KIŞLA MAHALLESİNDE
70-80 YILLARDAN BİR GÜN; ÇOCUKLARIN GÖZÜ İLE
Yağ yağ yağmur
Tarlada çamur
Teknede hamur
Ver Allahım ver
Sicim gibi yağmur
Mıstık en önde çecin(bez) bir tarafından tutarken sesi gür çıkan diğer çocuklar bezin diğer uçlarında tutarak bağıra bağıra mahalleyi dolaşırdı. Mahallemizin Saffet abası havaların kurak gitmesi çoluk çocuğun mahallede boş boş dolaşmasın, hır gün çıkarmasın diye yağmur duası için yetişkin çocukları çağırır hadi size tereyağlı pilav yapacam şu bezi alın kim ne verirse bulgur ve yağ toplayın derdi.

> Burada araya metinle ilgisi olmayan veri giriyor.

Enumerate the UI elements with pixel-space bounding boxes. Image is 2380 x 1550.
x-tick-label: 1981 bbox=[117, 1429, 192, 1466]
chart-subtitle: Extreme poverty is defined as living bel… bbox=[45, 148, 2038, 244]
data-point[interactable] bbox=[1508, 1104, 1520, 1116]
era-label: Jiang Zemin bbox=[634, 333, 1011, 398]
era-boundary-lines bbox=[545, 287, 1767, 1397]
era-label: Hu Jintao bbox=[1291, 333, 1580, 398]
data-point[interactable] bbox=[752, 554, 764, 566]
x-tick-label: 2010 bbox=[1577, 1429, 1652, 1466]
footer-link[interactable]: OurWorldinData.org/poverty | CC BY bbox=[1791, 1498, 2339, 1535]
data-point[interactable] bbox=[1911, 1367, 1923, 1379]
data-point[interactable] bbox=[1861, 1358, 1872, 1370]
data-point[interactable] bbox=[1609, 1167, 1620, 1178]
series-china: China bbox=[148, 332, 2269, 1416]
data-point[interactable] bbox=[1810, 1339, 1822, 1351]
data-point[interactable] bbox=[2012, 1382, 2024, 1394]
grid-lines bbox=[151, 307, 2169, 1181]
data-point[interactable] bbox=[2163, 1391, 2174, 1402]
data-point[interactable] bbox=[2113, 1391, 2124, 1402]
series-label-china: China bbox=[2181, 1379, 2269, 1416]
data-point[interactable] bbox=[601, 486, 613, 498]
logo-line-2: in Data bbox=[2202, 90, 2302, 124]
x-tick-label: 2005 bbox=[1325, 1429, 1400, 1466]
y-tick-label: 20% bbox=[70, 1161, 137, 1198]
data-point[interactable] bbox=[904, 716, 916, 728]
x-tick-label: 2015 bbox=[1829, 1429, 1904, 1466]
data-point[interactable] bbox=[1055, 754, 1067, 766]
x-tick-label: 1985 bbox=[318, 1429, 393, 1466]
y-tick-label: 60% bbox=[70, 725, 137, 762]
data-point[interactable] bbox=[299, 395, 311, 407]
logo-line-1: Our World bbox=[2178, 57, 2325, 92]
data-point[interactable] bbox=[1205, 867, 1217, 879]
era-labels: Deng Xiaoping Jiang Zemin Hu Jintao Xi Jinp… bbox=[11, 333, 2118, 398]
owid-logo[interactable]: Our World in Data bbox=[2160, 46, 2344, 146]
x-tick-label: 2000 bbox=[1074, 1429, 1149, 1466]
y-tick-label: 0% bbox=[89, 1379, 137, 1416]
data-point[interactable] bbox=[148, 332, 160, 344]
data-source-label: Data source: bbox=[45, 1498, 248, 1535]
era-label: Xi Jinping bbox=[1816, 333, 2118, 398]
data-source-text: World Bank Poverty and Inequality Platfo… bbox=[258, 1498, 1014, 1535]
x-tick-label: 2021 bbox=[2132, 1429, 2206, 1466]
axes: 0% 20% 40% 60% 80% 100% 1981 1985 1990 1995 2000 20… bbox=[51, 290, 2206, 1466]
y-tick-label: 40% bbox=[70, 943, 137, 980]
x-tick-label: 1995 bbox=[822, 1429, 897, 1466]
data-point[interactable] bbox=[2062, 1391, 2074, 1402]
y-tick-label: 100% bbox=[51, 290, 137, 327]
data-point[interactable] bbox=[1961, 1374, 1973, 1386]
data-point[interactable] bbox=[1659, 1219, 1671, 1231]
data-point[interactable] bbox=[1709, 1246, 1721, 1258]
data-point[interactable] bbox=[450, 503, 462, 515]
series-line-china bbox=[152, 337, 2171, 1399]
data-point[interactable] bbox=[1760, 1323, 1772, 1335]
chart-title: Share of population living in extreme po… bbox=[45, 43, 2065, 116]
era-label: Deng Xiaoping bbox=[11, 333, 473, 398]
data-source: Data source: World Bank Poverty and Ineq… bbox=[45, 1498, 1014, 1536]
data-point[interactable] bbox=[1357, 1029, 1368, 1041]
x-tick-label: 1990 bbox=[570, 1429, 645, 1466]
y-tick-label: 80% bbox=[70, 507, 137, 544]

Mahallede ki tüm çocuklar elinde bezle yağ yağmur tekerlemesini okumaya başladığında mahallenin tüm çocukları sokağa inerdi.
Herkes bezin bir ucundan tutar yağ yağmur tarlada çamur teknede hamur ver Allahım sicim gibi yağmur tekerlemesini hep bir ağızdan söylerdik. Saffet aba Avniye aba hepsi bir arada kazanlarının hazırlar biz çocuklar ise her kapıyı çalarak Bulgur yağ toplardık. Herkes evinde ne varsa neyi fazla ise ondan bir tas bulgurunu koyar yağı olan (tereyağı olmazdı ama o zaman vita yağı vardı ) bir kaç kaşık tepsinin üzerine koyardı. Böylece bezin ortasında biriken bulgur ve tepside topladığımız yağla beraber mahalleyi yusyuvarlak dolaştıktan sonra Saffet abanın evinin önüne gelirdik. Yağmur duasından sonra yağmurun yağmasını beklerdik. Saffet aba gelen bulgur ve yağla bize bi kazan bulgur pilavı yapardı. eksik olan bir şeyi varsa onu katardı. En çok da emeğini katardı.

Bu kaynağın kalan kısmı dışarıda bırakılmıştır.